Emir of Marwanids
- Reign: 1011–November 1061: Emir of Marwanids and chief of Bokhti tribe
- Predecessor: Sharwin ibn Muhammad (rival king) Mumahhid al-Dawla Sa’īd (Predecessor )
- Successor: Nizām al-Dawla Nasr
- Born: 981
- Died: November 1061 (aged 79–80)

Names
- Abu Nasr Nasr al-Dawla Ahmad ibn Marwan Al-humaydi
- Dynasty: Marwanids
- Father: Marwan Al-humaydi
- Religion: Sunni Islam

= Nasr al-Dawla Ahmad ibn Marwan =

Marwanid Kurdish ruler

Abu Nasr Ahmad ibn Marwan, also known with the laqab Nasr al-Dawla, was the ruler of the Marwanid Emirate from 1011 to 1061.

Nasr al-Dawla was regarded as the guardian of the Islamic frontier, and as such he was expected to attack Christian territories whenever the opportunity arrived.

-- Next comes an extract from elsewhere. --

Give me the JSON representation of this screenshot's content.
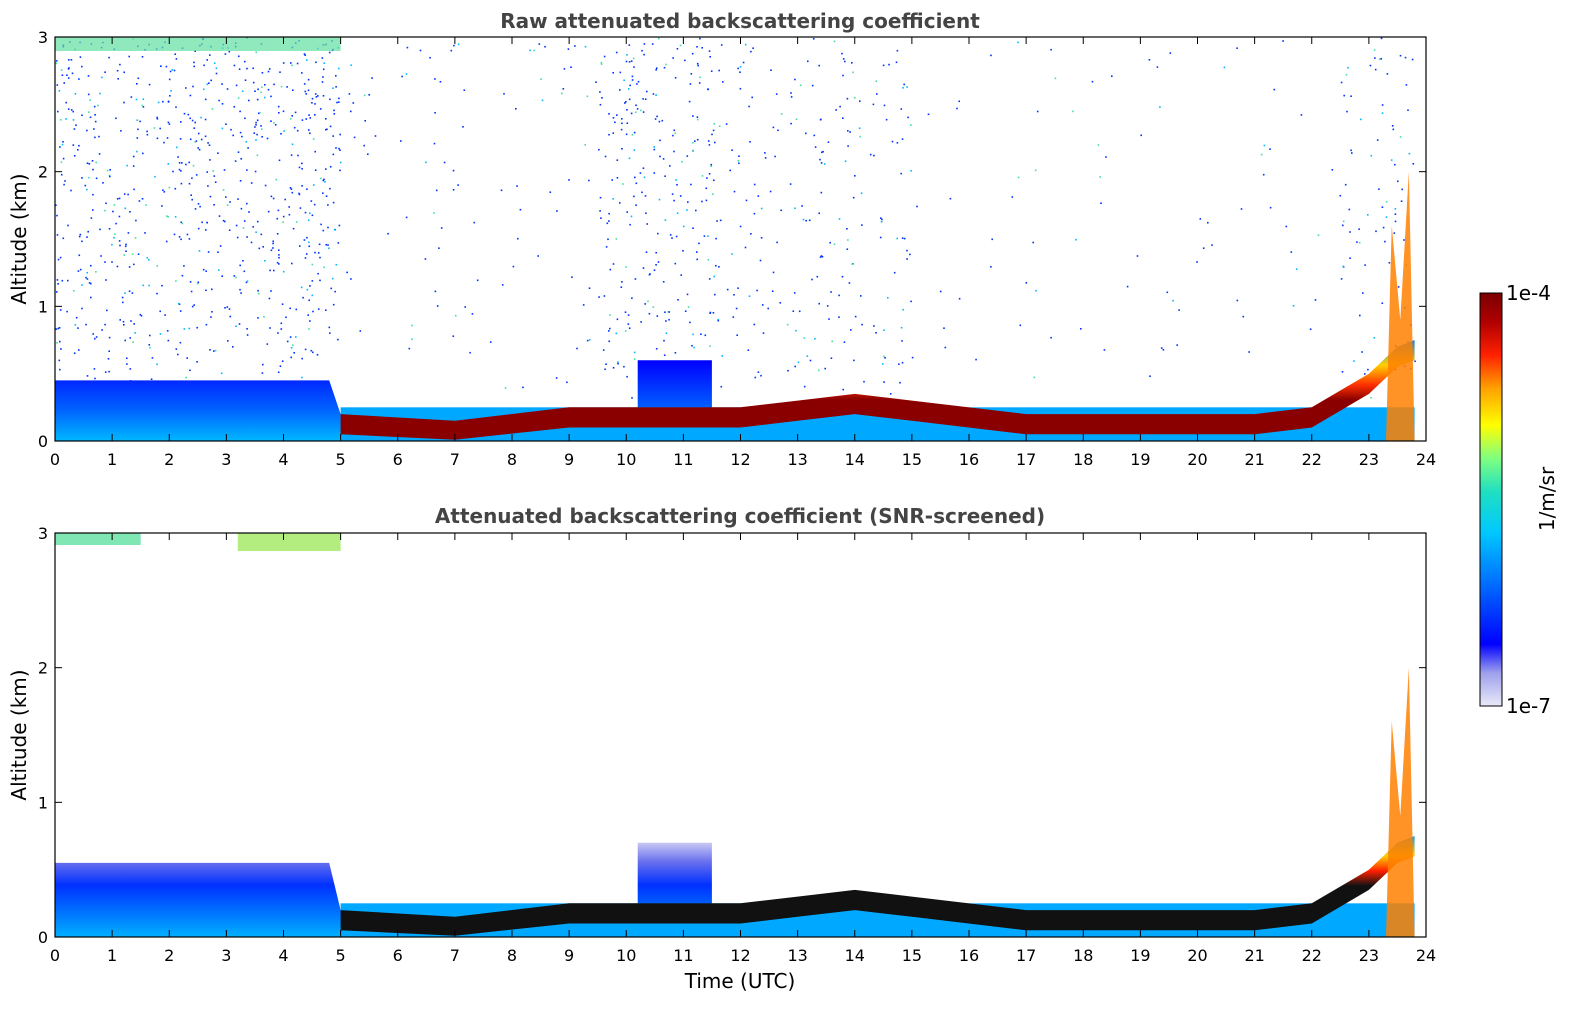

== Early life and rise to power ==
Nasr al-Dawla was the third son of Marwan; before his rise to power he lived in semi-exile in Siirt. After Mumahhid al-Dawla's assassination by his gulam Sharwin ibn Muhammad, Nasr al-Dawla was approached by Kurdish tribal chiefs to take over the Marwanid throne. Sharwin ibn Muhammad surrendered himself to Nasr al-Dawla due to lack of support from the local population, and Nasr al-Dawla had him executed.

== Reign ==
During al-Dawla's reign, it was the golden age for Mayafariqin and surrounding areas. In 1026, he seized Edessa from the Romans, but it was recaptured in 1035. The long rule of Nasr al-Dawla represented the apogee of Marwanid power. He built a new citadel on a hill of Mayyafariqin where the Church of the Virgin stood, constructed bridges and public baths, and restored the observatory. Some libraries were established in the mosques of Mayyafarikin and Amid. He invited well-known scholars, historians and poets to his royal court, among them Abd Allah al-Kazaruni, and al-Tihami. He sheltered political refugees such as the future Abbasid caliph al-Muqtadi (1075–1099). In 1054 he had to acknowledge Toghrul Beg the Seljuq as his own liege, who ruled the largest part of the Jazira, but he kept his territories. This fine period of peace and good feelings between Kurds and Syriacs was rich in cultural creations. The period enjoyed extensive trade, vibrant arts and crafts, and an impressive history. Nasr al-Dawla left monumental inscriptions in Diyarbakır that still show the artistic brightness of his reign.

Nasr al-Dawla died in November 1061, at the age of 80. He was succeeded by his son, Nizām Al-Dawla.